Okay. I'll admit it – and I haven't even told my husband this – I was looking for love. I wanted to be wooed, wowed, fall in love.
My first was a red Fiat Bambino called 'Broom, Broom' – christened for her spluttering engine sounds and the sawn-off brush handle supporting the ceiling.
Then came Sylvester, a blue Fiat. There was no going back with Sylvester – I drove without reverse for six months . . .
Gulliver was next – an apple-green Mazda with floaty suspension. It was like driving a trampoline.
After that a string of nameless cars, without charisma or personality.
So when an accident wrote off my Honda Stream, it was time for . . . well, love. I have a bad back so the first criteria was comfort. Yes I was thinking cheap . . . but luxurious.
A friend recommended getting a Saab and after several missed chances, one day we saw an ad for a black Saab 9-5, diesel automatic, low mileage, low price, NCT-ed, taxed. It had a dent in the boot. Its Polish owner, who spoke little English, explained in gestures that children had jumped on it.

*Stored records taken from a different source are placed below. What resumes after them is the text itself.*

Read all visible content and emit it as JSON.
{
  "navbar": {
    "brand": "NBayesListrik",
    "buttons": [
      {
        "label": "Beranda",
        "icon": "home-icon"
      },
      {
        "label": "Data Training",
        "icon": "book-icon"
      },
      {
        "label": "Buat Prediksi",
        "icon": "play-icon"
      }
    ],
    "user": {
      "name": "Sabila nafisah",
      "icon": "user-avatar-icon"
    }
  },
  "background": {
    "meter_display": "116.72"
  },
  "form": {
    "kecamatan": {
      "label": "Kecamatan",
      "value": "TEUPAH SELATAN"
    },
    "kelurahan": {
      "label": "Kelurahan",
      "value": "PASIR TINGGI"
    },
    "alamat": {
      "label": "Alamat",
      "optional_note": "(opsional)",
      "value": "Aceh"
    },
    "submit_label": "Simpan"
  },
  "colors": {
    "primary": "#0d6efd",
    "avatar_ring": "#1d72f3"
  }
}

On the test drive I sank into the plush black leather seat. "How many kilometres do you get to the litre of diesel?" I shouted to the owner. "One hundred, thirty thousand kilometres," he answered. "No the mileage to the litre?"
He said "Yes". I gave up.
Afterwards, love was in the air. We offered €600 less than the asking price, and having considered the offer for five seconds, he accepted. We were the proud Saab owners.

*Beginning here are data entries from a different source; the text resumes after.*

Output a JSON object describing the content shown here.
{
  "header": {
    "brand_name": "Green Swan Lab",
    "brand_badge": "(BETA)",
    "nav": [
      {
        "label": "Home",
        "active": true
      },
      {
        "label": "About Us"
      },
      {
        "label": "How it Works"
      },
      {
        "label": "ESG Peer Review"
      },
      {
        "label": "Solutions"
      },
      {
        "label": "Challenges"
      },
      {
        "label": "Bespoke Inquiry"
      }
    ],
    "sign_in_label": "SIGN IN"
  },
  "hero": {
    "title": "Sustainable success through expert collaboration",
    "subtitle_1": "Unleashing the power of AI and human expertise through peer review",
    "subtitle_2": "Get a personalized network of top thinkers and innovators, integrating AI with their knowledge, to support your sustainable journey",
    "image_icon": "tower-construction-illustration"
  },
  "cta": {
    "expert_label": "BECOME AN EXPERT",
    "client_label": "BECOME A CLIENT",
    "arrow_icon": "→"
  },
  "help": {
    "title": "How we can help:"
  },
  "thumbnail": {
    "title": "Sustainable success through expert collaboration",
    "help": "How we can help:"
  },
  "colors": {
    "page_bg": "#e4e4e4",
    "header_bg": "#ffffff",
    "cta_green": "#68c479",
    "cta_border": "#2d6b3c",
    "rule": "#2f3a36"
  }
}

The "awakening" began quickly after. Charlie our mechanic, explained that there was a "lot of funny stuff underneath".
"Well things repaired with sticky tape." Charlie's list included four new tyres (kerching), brake pads (kerching), bushings, (kerching, kerching).
By now my husband and I were laughing helplessly like the condemned.
Days after our 'final' visit to the garage, the driver window popped out of its holder. "I'll get you a price . . ." "No!" I would avoid using the window – how difficult could that be? Very, as it turned out. Only the next day, my son hit the button and the window was down – and out – again.
Finally the car was fixed. As I purred along the motorway, I noticed an ominous "engine malfunction" light on the dash. We booked in 'Black Sabbath' (the name that has, alas, stuck) for a diagnostics session. It was fixed – no charge (apart from the diagnostics), but there were a few more jobs that needed to be addressed fairly urgently . . . (kerching, kerching).
We have now spent €1,500 and Black Sabbath is restored. Were we mad to buy him?
"Yes," says my husband emphatically. I'm not so sure. There's still the matter of love.
I decided to ask Conor Faughnan at AA Ireland. His gentle voice was all sympathy. "There is a real tendency to fall in love with a car on sight. It's a fact of life."
But his advice was clear: when buying a used car, get it checked out professionally, or at least bring someone along who can give an impartial assessment.
Ask the right questions, and watch out for 'clocking' (doctoring the mileage).
But you can get good value used cars, he said, especially as depreciation is so front-loaded at 30pc in the first year.
Hindsight is wonderful. It's like looking in the rear-view mirror.
Otherwise, love comes at a price – be ready to pay it.